Should Scientists Open An 830-Million-Year-Old Rock Salt Crystal With Ancient Microorganisms That May Still Be Alive?

Conny Waters - AncientPages.com -  Scientists are curious and want to open an 830-million-year-old rock crystal that contains ancient microorganisms that may still be alive. To some, this sounds like the opening of Pandora's box and there is no lack of criticism. Should researchers proceed or leave the rock salt crystal in peace?

Earlier this month, researchers from the Geological Society of America first announced their discovery of tiny remnants of prokaryotic and algal life inside an ancient halite crystal.

Should Scientists Open An 830-Million-Year-Old Rock Salt Crystal With Ancient Microorganisms That May Still Be Alive?

Drops of fluid preserved within rock salt that formed 830 million years ago contain microorganisms. Credit: Schreder-Gomes et al. / Geology

These organisms were found inside microscopic bubbles of liquid in the crystal, known as fluid inclusions, which could serve as microhabitats for the tiny colonies to thrive. Currently, it is unknown whether these ancient organisms are still alive or not, and this is what scientists want to open the crystal - to find out if ancient life is truly still alive.

'There are little cubes of the original liquid from which that salt grew. And the surprise for us is that we also saw shapes that are consistent with what we would expect from microorganisms. And they could be still surviving within that 830-million-year-old preserved microhabitat.

It does sound like a really bad B-movie, but there is a lot of detailed work that's been going on for years to try to figure out how to do that in the safest possible way,' study author Kathy Benison, a geologist at West Virginia University told NPR.

The extraordinary discovery was initially reported in the journal Geology on May 11.

"The researchers used a selection of imaging techniques to study fluid inclusions in a chunk of halite from the 830-million-year-old Browne Formation in central Australia.

They discovered organic solids and liquids that were consistent in size, shape, and fluorescent response to cells of prokaryotes and algae.

The discovery shows that microorganisms can remain well preserved in halite over hundreds of millions of years.

This has implications for the search for alien life, according to the researchers.

It is possible that similar biosignatures could be detected in chemical sediments from Mars, where large salt deposits have been identified as evidence of ancient liquid-water reservoirs," the Daily Mail reports.

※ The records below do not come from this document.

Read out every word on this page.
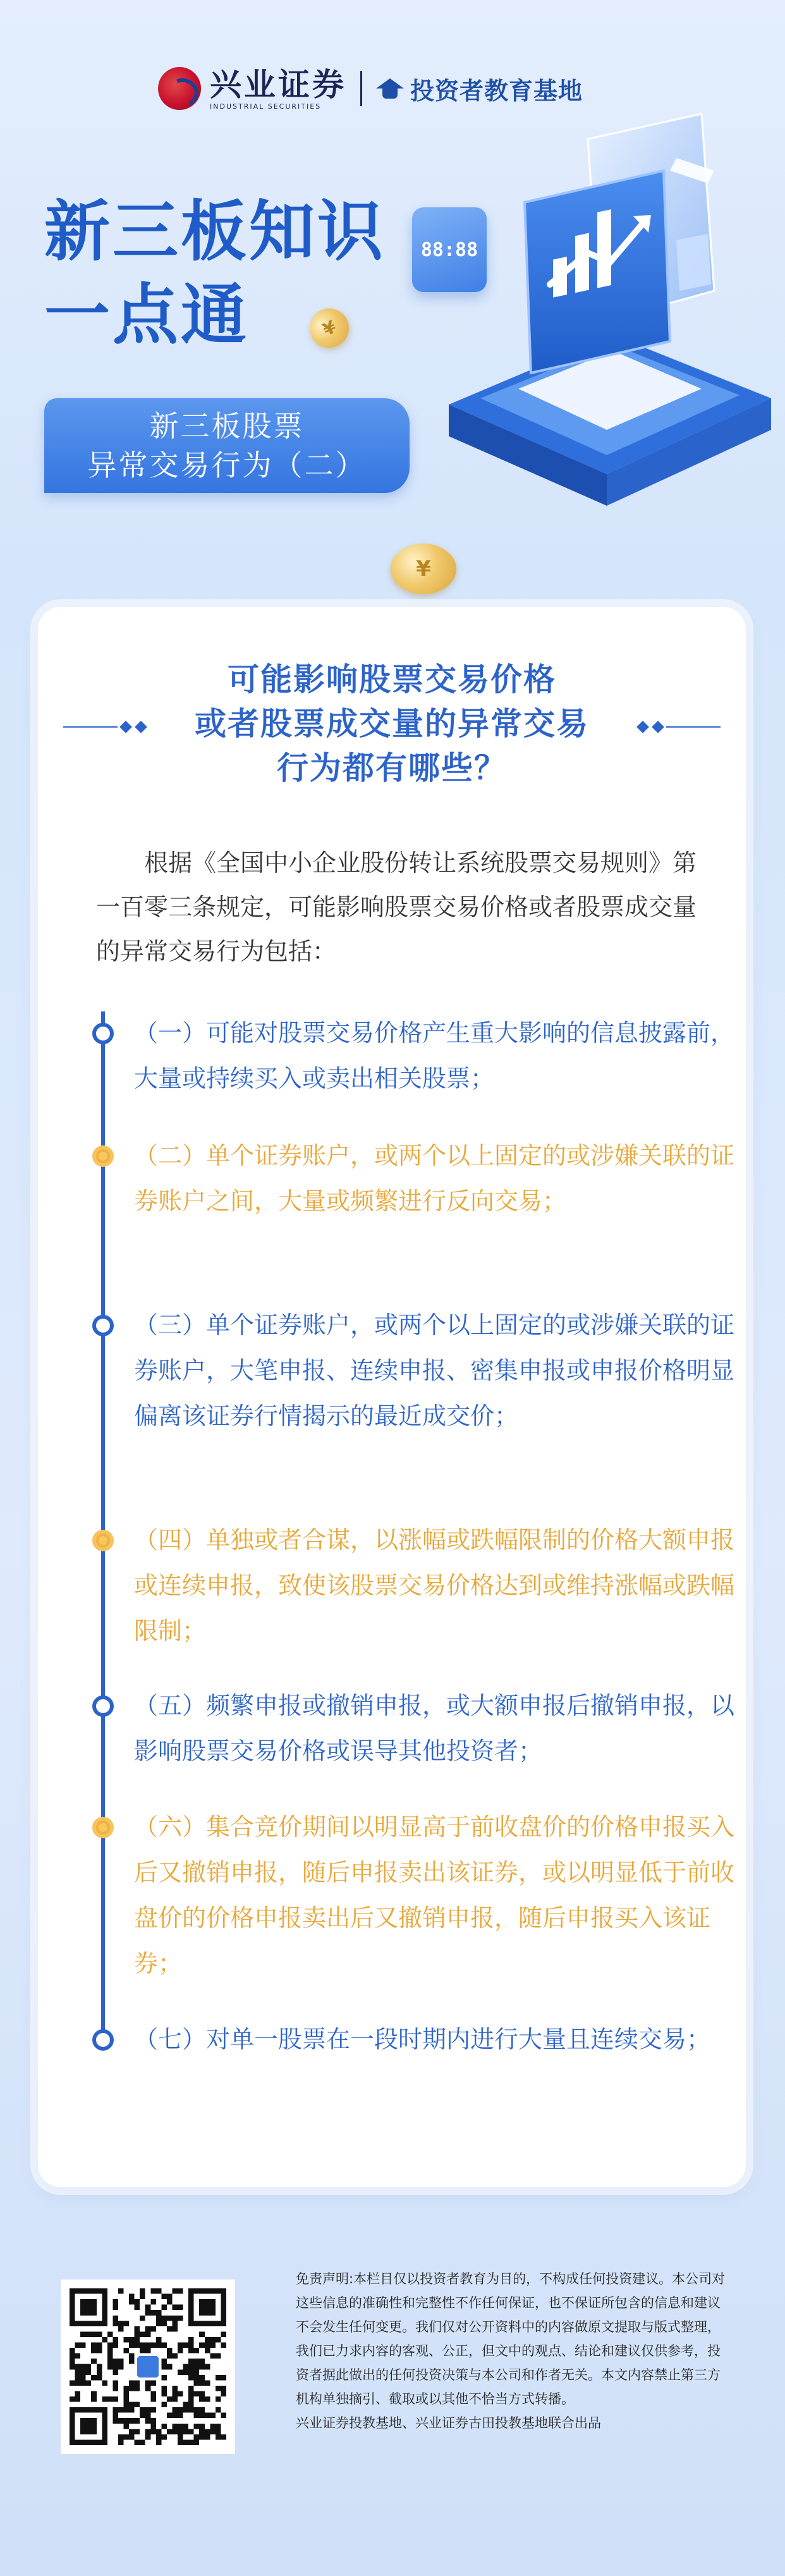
兴业证券
INDUSTRIAL SECURITIES
投资者教育基地
新三板知识
一点通
新三板股票
异常交易行为（二）
¥
¥
88:88
可能影响股票交易价格
或者股票成交量的异常交易
行为都有哪些？

根据《全国中小企业股份转让系统股票交易规则》第一百零三条规定，可能影响股票交易价格或者股票成交量的异常交易行为包括：

（一）可能对股票交易价格产生重大影响的信息披露前，大量或持续买入或卖出相关股票；
（二）单个证券账户，或两个以上固定的或涉嫌关联的证券账户之间，大量或频繁进行反向交易；
（三）单个证券账户，或两个以上固定的或涉嫌关联的证券账户，大笔申报、连续申报、密集申报或申报价格明显偏离该证券行情揭示的最近成交价；
（四）单独或者合谋，以涨幅或跌幅限制的价格大额申报或连续申报，致使该股票交易价格达到或维持涨幅或跌幅限制；
（五）频繁申报或撤销申报，或大额申报后撤销申报，以影响股票交易价格或误导其他投资者；
（六）集合竞价期间以明显高于前收盘价的价格申报买入后又撤销申报，随后申报卖出该证券，或以明显低于前收盘价的价格申报卖出后又撤销申报，随后申报买入该证券；
（七）对单一股票在一段时期内进行大量且连续交易；

免责声明:本栏目仅以投资者教育为目的，不构成任何投资建议。本公司对这些信息的准确性和完整性不作任何保证，也不保证所包含的信息和建议不会发生任何变更。我们仅对公开资料中的内容做原文提取与版式整理，我们已力求内容的客观、公正，但文中的观点、结论和建议仅供参考，投资者据此做出的任何投资决策与本公司和作者无关。本文内容禁止第三方机构单独摘引、截取或以其他不恰当方式转播。

兴业证券投教基地、兴业证券古田投教基地联合出品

To many ordinary people bringing 830-million-year-old life forms back into the modern world sounds like the beginning of an apocalypse, but many scientists agree with Benison explaining that "if carried out cautiously and correctly, the feat should not be a concern. After all, an organism that is hundreds of years of millions of years older than humans is unlikely to be well-adapted to infect us or bring harm.," the IFL Science reports.

Should Scientists Open An 830-Million-Year-Old Rock Salt Crystal With Ancient Microorganisms That May Still Be Alive?

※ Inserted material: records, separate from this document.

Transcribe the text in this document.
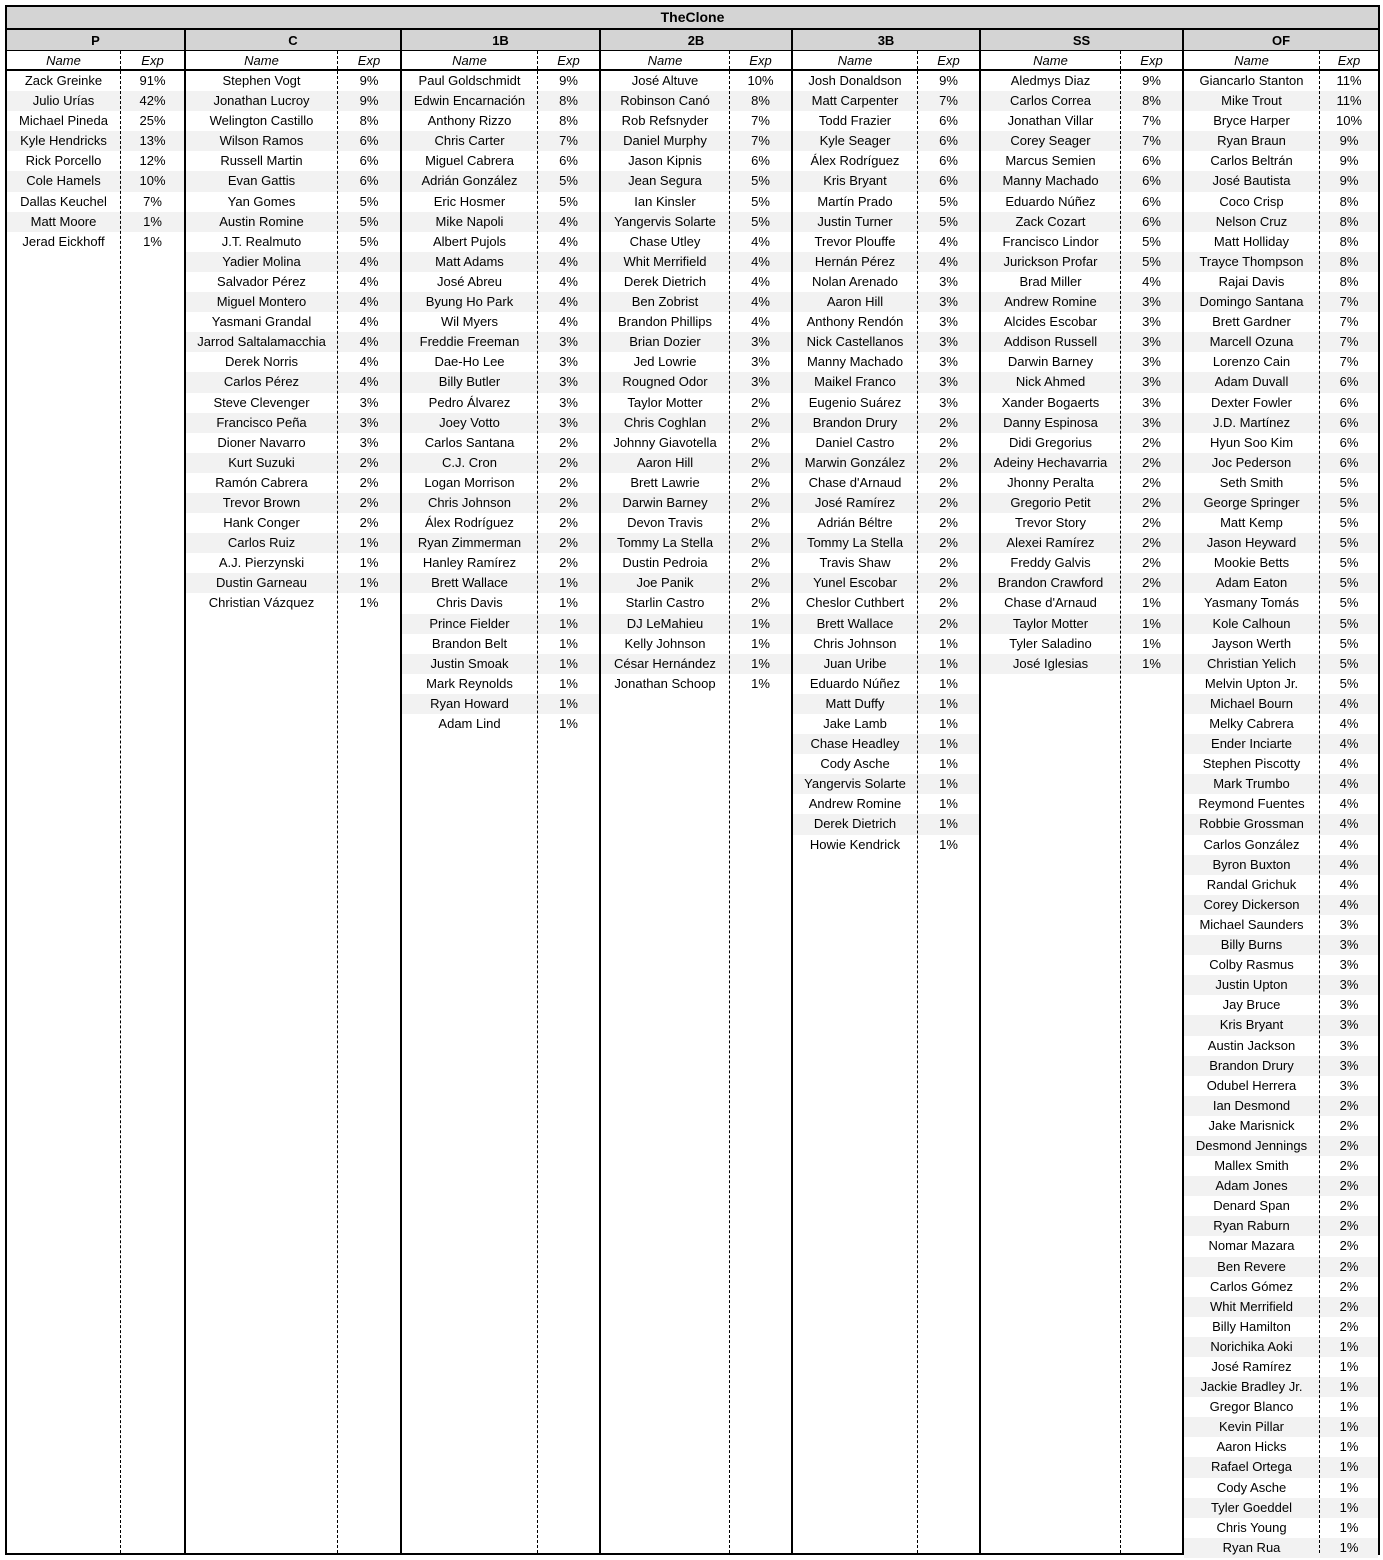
TheClone
P
Name	Exp
Zack Greinke	91%
Julio Urías	42%
Michael Pineda	25%
Kyle Hendricks	13%
Rick Porcello	12%
Cole Hamels	10%
Dallas Keuchel	7%
Matt Moore	1%
Jerad Eickhoff	1%
C
Name	Exp
Stephen Vogt	9%
Jonathan Lucroy	9%
Welington Castillo	8%
Wilson Ramos	6%
Russell Martin	6%
Evan Gattis	6%
Yan Gomes	5%
Austin Romine	5%
J.T. Realmuto	5%
Yadier Molina	4%
Salvador Pérez	4%
Miguel Montero	4%
Yasmani Grandal	4%
Jarrod Saltalamacchia	4%
Derek Norris	4%
Carlos Pérez	4%
Steve Clevenger	3%
Francisco Peña	3%
Dioner Navarro	3%
Kurt Suzuki	2%
Ramón Cabrera	2%
Trevor Brown	2%
Hank Conger	2%
Carlos Ruiz	1%
A.J. Pierzynski	1%
Dustin Garneau	1%
Christian Vázquez	1%
1B
Name	Exp
Paul Goldschmidt	9%
Edwin Encarnación	8%
Anthony Rizzo	8%
Chris Carter	7%
Miguel Cabrera	6%
Adrián González	5%
Eric Hosmer	5%
Mike Napoli	4%
Albert Pujols	4%
Matt Adams	4%
José Abreu	4%
Byung Ho Park	4%
Wil Myers	4%
Freddie Freeman	3%
Dae-Ho Lee	3%
Billy Butler	3%
Pedro Álvarez	3%
Joey Votto	3%
Carlos Santana	2%
C.J. Cron	2%
Logan Morrison	2%
Chris Johnson	2%
Álex Rodríguez	2%
Ryan Zimmerman	2%
Hanley Ramírez	2%
Brett Wallace	1%
Chris Davis	1%
Prince Fielder	1%
Brandon Belt	1%
Justin Smoak	1%
Mark Reynolds	1%
Ryan Howard	1%
Adam Lind	1%
2B
Name	Exp
José Altuve	10%
Robinson Canó	8%
Rob Refsnyder	7%
Daniel Murphy	7%
Jason Kipnis	6%
Jean Segura	5%
Ian Kinsler	5%
Yangervis Solarte	5%
Chase Utley	4%
Whit Merrifield	4%
Derek Dietrich	4%
Ben Zobrist	4%
Brandon Phillips	4%
Brian Dozier	3%
Jed Lowrie	3%
Rougned Odor	3%
Taylor Motter	2%
Chris Coghlan	2%
Johnny Giavotella	2%
Aaron Hill	2%
Brett Lawrie	2%
Darwin Barney	2%
Devon Travis	2%
Tommy La Stella	2%
Dustin Pedroia	2%
Joe Panik	2%
Starlin Castro	2%
DJ LeMahieu	1%
Kelly Johnson	1%
César Hernández	1%
Jonathan Schoop	1%
3B
Name	Exp
Josh Donaldson	9%
Matt Carpenter	7%
Todd Frazier	6%
Kyle Seager	6%
Álex Rodríguez	6%
Kris Bryant	6%
Martín Prado	5%
Justin Turner	5%
Trevor Plouffe	4%
Hernán Pérez	4%
Nolan Arenado	3%
Aaron Hill	3%
Anthony Rendón	3%
Nick Castellanos	3%
Manny Machado	3%
Maikel Franco	3%
Eugenio Suárez	3%
Brandon Drury	2%
Daniel Castro	2%
Marwin González	2%
Chase d'Arnaud	2%
José Ramírez	2%
Adrián Béltre	2%
Tommy La Stella	2%
Travis Shaw	2%
Yunel Escobar	2%
Cheslor Cuthbert	2%
Brett Wallace	2%
Chris Johnson	1%
Juan Uribe	1%
Eduardo Núñez	1%
Matt Duffy	1%
Jake Lamb	1%
Chase Headley	1%
Cody Asche	1%
Yangervis Solarte	1%
Andrew Romine	1%
Derek Dietrich	1%
Howie Kendrick	1%
SS
Name	Exp
Aledmys Diaz	9%
Carlos Correa	8%
Jonathan Villar	7%
Corey Seager	7%
Marcus Semien	6%
Manny Machado	6%
Eduardo Núñez	6%
Zack Cozart	6%
Francisco Lindor	5%
Jurickson Profar	5%
Brad Miller	4%
Andrew Romine	3%
Alcides Escobar	3%
Addison Russell	3%
Darwin Barney	3%
Nick Ahmed	3%
Xander Bogaerts	3%
Danny Espinosa	3%
Didi Gregorius	2%
Adeiny Hechavarria	2%
Jhonny Peralta	2%
Gregorio Petit	2%
Trevor Story	2%
Alexei Ramírez	2%
Freddy Galvis	2%
Brandon Crawford	2%
Chase d'Arnaud	1%
Taylor Motter	1%
Tyler Saladino	1%
José Iglesias	1%
OF
Name	Exp
Giancarlo Stanton	11%
Mike Trout	11%
Bryce Harper	10%
Ryan Braun	9%
Carlos Beltrán	9%
José Bautista	9%
Coco Crisp	8%
Nelson Cruz	8%
Matt Holliday	8%
Trayce Thompson	8%
Rajai Davis	8%
Domingo Santana	7%
Brett Gardner	7%
Marcell Ozuna	7%
Lorenzo Cain	7%
Adam Duvall	6%
Dexter Fowler	6%
J.D. Martínez	6%
Hyun Soo Kim	6%
Joc Pederson	6%
Seth Smith	5%
George Springer	5%
Matt Kemp	5%
Jason Heyward	5%
Mookie Betts	5%
Adam Eaton	5%
Yasmany Tomás	5%
Kole Calhoun	5%
Jayson Werth	5%
Christian Yelich	5%
Melvin Upton Jr.	5%
Michael Bourn	4%
Melky Cabrera	4%
Ender Inciarte	4%
Stephen Piscotty	4%
Mark Trumbo	4%
Reymond Fuentes	4%
Robbie Grossman	4%
Carlos González	4%
Byron Buxton	4%
Randal Grichuk	4%
Corey Dickerson	4%
Michael Saunders	3%
Billy Burns	3%
Colby Rasmus	3%
Justin Upton	3%
Jay Bruce	3%
Kris Bryant	3%
Austin Jackson	3%
Brandon Drury	3%
Odubel Herrera	3%
Ian Desmond	2%
Jake Marisnick	2%
Desmond Jennings	2%
Mallex Smith	2%
Adam Jones	2%
Denard Span	2%
Ryan Raburn	2%
Nomar Mazara	2%
Ben Revere	2%
Carlos Gómez	2%
Whit Merrifield	2%
Billy Hamilton	2%
Norichika Aoki	1%
José Ramírez	1%
Jackie Bradley Jr.	1%
Gregor Blanco	1%
Kevin Pillar	1%
Aaron Hicks	1%
Rafael Ortega	1%
Cody Asche	1%
Tyler Goeddel	1%
Chris Young	1%
Ryan Rua	1%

"An environmental organism that has never seen a human is not going to have the mechanism to get inside of us and cause disease. So I personally, from a science perspective, have no fear of that," commented Bonnie Baxter, a biologist at Westminster College in Salt Lake City, who was not involved in the study.

While it may sound implausible that the microorganisms inside the crystal could still be alive, living prokaryotes have previously been extracted from halite dating back 250 million years, so it is not impossible they could survive 830 million years.

"Possible survival of microorganisms over geologic time scales is not fully understood,' the researchers wrote in their study.

It has been suggested that radiation would destroy organic matter over long time periods, yet Nicastro et al. (2002) found that buried 250 million-year-old halite was exposed to only negligible amounts of radiation.

Additionally, microorganisms may survive in fluid inclusions by metabolic changes, including starvation survival and cyst stages, and coexistence with organic compounds or dead cells that could serve as nutrient sources."